# Multiharmonic Finite Element Analysis of a Time-Periodic Parabolic Optimal Control Problem

## Dipl.-Ing.^{in} Monika Wolfmayr

**Jan. 22, 2013, 3:30 p.m. S2 059**

In this talk, we present the multiharmonic analysis of a distributed

parabolic optimal control problem in a time-periodic setting including

existence and uniqueness results of the solution of some weak space-time

variational formulation for the parabolic time-periodic boundary value

problem appearing in the constraints for the optimal control problem.

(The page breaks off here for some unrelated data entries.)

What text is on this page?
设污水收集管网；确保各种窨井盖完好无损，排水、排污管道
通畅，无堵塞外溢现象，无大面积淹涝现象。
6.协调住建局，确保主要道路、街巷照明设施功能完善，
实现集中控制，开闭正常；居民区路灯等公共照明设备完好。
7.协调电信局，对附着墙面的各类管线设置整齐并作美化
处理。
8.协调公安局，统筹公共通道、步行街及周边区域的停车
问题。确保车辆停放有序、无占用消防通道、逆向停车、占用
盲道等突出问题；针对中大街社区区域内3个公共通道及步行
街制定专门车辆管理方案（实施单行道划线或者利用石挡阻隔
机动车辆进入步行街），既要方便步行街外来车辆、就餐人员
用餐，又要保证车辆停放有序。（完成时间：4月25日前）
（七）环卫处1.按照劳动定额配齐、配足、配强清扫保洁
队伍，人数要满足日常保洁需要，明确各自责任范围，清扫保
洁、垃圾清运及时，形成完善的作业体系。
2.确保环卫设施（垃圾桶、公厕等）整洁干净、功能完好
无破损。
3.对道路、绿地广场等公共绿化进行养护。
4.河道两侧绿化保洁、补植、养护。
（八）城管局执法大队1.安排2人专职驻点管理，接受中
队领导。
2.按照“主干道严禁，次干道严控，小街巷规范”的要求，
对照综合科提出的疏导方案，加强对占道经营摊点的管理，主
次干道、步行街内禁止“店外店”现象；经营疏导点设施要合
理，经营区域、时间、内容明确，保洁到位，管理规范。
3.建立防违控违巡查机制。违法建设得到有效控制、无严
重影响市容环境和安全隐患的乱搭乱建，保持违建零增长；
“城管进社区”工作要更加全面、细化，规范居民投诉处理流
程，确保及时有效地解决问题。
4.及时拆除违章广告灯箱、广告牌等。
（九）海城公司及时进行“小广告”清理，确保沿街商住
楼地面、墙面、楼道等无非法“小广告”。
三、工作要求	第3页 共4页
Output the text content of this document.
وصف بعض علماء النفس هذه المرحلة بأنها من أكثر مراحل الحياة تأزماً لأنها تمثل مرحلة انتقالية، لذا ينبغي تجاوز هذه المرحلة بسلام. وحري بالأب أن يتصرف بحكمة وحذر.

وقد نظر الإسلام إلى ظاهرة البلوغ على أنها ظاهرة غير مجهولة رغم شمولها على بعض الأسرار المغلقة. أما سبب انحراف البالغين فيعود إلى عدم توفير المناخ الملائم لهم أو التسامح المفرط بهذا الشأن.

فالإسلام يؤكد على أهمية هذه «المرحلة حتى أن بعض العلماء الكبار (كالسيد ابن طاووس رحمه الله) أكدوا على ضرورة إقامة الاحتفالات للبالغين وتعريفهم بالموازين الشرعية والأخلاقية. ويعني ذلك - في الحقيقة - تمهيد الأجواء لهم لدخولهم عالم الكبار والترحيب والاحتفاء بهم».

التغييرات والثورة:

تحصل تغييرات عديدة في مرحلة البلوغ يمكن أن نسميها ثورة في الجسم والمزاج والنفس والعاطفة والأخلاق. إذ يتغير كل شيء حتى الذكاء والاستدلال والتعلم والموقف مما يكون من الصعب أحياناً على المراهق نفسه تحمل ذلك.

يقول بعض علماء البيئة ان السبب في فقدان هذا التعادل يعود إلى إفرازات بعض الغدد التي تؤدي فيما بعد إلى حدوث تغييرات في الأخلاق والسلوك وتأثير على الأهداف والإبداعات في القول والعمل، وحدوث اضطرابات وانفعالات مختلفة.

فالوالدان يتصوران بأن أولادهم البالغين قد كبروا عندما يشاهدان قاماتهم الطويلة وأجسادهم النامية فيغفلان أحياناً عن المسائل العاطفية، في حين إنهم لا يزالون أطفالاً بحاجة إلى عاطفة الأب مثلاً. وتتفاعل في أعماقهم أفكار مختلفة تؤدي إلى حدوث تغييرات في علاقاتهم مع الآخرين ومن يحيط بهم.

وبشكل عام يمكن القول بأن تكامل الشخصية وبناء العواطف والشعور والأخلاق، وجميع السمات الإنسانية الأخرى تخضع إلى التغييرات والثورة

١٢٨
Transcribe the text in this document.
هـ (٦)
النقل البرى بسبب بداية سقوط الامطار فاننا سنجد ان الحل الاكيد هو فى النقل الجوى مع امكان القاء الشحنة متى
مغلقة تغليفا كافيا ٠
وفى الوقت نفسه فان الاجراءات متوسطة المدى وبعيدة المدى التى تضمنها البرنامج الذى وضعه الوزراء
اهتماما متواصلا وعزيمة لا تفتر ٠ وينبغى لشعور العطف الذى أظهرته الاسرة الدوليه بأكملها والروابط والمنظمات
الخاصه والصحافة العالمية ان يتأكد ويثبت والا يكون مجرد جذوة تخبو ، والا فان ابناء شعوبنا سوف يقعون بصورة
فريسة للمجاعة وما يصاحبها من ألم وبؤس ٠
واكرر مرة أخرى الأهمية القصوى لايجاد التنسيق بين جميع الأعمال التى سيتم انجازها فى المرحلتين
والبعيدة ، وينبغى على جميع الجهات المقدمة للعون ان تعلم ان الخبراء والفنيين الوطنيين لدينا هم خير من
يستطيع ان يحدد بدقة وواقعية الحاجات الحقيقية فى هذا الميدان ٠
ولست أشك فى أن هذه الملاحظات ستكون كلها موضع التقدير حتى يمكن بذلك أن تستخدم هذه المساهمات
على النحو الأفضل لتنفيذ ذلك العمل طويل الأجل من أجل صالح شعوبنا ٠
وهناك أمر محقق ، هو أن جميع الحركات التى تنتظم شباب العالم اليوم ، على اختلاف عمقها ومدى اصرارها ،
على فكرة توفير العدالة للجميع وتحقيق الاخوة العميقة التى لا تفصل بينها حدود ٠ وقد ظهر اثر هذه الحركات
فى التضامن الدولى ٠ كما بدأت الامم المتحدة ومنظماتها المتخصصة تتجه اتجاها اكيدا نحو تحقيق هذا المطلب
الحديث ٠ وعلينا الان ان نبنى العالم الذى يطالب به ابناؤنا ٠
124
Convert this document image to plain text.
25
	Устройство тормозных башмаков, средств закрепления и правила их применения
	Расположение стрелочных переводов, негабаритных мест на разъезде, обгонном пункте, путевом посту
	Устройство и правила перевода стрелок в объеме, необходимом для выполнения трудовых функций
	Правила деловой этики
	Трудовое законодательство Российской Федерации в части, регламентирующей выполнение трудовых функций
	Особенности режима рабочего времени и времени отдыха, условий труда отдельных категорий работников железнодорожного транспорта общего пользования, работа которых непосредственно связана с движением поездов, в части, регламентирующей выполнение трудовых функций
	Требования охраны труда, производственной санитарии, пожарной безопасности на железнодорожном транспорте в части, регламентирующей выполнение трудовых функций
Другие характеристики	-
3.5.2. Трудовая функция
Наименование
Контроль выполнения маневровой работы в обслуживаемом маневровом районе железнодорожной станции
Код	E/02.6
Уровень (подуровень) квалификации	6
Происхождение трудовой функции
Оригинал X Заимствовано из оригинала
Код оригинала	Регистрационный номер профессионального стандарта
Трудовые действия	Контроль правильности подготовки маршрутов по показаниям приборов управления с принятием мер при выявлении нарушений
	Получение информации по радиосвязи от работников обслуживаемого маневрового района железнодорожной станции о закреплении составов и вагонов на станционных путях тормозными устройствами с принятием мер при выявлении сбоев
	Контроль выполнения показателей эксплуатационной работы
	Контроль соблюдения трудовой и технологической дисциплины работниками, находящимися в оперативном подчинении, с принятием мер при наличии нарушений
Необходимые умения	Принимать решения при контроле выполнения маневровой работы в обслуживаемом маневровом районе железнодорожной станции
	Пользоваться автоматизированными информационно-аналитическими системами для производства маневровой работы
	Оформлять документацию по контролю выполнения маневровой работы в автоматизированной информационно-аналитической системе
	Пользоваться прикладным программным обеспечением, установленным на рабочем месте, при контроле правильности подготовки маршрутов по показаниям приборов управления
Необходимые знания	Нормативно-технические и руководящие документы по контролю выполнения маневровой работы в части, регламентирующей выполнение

Since the cost functional is quadratic, the optimal control problem is

uniquely solvable as well. In order to solve the optimal control

problem, we state its optimality system and discretize it by the

multiharmonic finite element method leading to a system of linear

algebraic equations which decouples into smaller systems. We construct

preconditioners for these systems which yield robust and fast

convergence rates for the preconditioned minimal residual method. All

systems can be solved totally in parallel. Moreover, we present an AMLI

preconditioner which leads to a robust and fast solver of optimal

complexity. Finally, a complete analysis for the error introduced by the

multiharmonic finite element discretization is presented as well as some

numerical results confirming our theoretical findings including examples

with different desired states. In addition, we consider jumping material

coefficients in one of the examples.